Pliva manufactures a range of quick clinical analysis products for use in surgeries and laboratories, and for self-testing purposes. Three products from the diagnostic strip product family of blood and urine testers were chosen for the pilot project, and the full supply chain from the preparation of the active components and manufacture of the strips through to warehousing and distribution was analysed and synchronised.

“After a six month trial, Pliva achieved a 20% reduction of inventory primarily due to the full reduction of intermediate stock,” Desmet says.

The implementation and pilots at both firms were all part of the development of the ECLIPS tools, and these were constantly tweaked and improved throughout the period. “The benefits we had anticipated before beginning the project have been proven in real life in two very different environments,” Desmet concludes. However, the ECLIPS software is still very much in the prototype state.

Taking the next step

Having established the validity of these two new techniques through successful pilot schemes in three manufacturing environments, Möbius is now considering its next move. “We’re currently evaluating how we will exploit the results of the project,” Desmet says. “We have gathered a considerable wealth of knowledge, and built effective analysis tooling which we can use in future work with our clients.
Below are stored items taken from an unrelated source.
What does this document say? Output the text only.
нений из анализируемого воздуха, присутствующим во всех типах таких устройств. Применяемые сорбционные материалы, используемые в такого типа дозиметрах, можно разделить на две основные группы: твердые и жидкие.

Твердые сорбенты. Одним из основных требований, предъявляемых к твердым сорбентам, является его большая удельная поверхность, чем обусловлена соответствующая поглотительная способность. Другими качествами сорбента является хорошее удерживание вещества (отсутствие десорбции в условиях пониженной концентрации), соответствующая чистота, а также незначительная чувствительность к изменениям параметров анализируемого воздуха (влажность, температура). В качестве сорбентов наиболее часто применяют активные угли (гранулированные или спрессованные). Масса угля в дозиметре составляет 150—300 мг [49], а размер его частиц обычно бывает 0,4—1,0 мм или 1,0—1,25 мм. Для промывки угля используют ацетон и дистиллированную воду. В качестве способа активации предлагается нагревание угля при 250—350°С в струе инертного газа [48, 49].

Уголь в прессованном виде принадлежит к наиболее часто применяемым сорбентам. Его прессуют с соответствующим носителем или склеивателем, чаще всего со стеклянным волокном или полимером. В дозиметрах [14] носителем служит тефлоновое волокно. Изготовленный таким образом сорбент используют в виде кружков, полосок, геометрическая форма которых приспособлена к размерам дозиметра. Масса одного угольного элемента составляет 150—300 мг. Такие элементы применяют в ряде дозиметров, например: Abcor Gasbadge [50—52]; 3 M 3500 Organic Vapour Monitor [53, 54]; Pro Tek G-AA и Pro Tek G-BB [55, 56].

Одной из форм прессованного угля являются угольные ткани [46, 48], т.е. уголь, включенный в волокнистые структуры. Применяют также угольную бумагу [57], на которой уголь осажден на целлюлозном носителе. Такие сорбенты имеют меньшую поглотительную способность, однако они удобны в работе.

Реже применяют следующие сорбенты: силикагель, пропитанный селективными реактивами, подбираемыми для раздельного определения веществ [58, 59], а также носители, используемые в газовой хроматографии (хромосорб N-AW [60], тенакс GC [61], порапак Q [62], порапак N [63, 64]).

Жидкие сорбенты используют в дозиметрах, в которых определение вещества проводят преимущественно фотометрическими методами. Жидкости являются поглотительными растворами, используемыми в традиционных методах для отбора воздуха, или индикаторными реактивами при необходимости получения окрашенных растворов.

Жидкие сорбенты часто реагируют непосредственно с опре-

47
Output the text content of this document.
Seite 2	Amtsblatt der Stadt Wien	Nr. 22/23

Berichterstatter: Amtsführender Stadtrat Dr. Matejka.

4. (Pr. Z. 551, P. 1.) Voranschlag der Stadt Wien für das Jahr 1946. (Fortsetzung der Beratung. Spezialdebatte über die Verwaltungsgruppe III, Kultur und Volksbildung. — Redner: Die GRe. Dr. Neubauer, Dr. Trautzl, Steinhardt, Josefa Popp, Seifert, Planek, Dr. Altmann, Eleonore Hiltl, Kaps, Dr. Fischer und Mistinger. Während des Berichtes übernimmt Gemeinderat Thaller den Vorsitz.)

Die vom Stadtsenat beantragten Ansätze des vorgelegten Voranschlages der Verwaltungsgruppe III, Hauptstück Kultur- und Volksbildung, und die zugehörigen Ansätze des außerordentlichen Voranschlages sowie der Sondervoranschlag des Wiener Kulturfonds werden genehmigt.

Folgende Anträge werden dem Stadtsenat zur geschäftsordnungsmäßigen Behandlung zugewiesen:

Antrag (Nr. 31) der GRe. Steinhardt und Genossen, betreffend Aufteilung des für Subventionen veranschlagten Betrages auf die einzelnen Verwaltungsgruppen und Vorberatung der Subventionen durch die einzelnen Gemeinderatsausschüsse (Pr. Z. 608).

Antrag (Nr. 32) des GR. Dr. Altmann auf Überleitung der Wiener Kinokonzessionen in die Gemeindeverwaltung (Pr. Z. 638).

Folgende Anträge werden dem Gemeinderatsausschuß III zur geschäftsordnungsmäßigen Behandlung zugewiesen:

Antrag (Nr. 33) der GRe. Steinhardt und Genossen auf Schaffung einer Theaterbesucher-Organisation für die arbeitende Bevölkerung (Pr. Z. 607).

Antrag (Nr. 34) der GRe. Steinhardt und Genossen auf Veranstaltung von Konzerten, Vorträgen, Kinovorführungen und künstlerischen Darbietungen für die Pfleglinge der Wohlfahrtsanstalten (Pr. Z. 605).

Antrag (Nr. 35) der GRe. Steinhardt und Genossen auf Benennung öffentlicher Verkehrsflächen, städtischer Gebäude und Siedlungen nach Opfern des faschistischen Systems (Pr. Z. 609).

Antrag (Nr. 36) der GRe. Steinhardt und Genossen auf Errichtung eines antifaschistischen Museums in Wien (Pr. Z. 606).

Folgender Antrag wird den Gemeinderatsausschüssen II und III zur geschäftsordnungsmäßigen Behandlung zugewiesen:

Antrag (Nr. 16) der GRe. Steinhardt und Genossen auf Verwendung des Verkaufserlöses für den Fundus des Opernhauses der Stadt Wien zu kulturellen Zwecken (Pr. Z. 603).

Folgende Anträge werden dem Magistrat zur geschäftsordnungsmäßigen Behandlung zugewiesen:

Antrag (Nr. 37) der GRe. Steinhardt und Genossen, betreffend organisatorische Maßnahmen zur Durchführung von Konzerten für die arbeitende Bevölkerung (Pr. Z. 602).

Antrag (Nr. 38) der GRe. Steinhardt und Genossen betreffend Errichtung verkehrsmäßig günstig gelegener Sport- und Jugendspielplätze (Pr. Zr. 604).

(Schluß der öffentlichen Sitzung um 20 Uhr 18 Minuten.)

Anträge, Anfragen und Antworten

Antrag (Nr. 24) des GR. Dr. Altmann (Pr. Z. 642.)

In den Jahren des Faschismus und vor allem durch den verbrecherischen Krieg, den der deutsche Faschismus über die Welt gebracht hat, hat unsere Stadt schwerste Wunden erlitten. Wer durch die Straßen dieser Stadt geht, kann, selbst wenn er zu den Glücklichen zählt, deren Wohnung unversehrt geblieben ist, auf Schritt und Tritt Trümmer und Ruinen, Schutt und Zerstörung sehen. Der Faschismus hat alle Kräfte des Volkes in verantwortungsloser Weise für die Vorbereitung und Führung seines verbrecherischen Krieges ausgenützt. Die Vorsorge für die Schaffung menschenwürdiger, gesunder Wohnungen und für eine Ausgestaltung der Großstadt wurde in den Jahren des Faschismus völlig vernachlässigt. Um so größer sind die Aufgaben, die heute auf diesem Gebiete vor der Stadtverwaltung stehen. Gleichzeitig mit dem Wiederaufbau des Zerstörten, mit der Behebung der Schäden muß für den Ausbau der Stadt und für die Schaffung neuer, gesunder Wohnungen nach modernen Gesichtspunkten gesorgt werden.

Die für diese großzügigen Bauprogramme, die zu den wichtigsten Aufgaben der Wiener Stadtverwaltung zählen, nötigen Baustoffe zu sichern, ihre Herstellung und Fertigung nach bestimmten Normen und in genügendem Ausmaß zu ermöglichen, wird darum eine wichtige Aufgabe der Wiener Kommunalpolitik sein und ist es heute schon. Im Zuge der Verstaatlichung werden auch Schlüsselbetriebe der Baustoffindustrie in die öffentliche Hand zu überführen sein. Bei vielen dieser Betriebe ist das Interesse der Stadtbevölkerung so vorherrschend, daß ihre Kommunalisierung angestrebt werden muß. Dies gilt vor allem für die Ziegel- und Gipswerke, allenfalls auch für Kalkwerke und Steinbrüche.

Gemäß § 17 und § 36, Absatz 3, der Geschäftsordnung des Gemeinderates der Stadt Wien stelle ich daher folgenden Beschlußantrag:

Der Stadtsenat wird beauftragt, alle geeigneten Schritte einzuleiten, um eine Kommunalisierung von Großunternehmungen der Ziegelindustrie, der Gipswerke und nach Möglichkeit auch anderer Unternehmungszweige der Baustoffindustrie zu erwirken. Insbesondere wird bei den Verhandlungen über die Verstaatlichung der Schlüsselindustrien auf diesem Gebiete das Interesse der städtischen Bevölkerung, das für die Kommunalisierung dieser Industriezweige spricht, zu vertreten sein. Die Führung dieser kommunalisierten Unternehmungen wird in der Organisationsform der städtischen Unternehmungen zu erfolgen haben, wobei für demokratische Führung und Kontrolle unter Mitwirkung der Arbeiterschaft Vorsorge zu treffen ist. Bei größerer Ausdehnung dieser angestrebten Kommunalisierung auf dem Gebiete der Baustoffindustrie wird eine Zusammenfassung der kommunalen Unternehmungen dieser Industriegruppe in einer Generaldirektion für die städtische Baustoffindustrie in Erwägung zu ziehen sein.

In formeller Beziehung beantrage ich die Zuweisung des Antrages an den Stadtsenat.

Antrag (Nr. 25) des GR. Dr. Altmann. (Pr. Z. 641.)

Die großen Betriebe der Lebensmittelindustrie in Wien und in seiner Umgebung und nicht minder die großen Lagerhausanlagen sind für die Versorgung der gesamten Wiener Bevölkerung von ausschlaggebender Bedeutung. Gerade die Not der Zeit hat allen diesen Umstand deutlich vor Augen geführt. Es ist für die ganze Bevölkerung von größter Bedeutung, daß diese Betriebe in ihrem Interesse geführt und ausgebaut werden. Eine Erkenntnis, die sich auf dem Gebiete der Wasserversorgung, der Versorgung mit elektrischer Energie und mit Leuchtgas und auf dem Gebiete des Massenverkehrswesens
But we are consultants, not software providers.”

Fully developing and producing the software commercially is not Möbius’s objective. However the company is considering two possible options which would ultimately bring this new capability onto the market. The first option is to partner with an IT company interested in developing the software from a prototype to finished product. The second is to provide a service, whereby customers would provide the data and Möbius would provide either the synchronised supply chain cycle or the volume forecast. Both options are currently under careful scrutiny but no decisions have yet been made.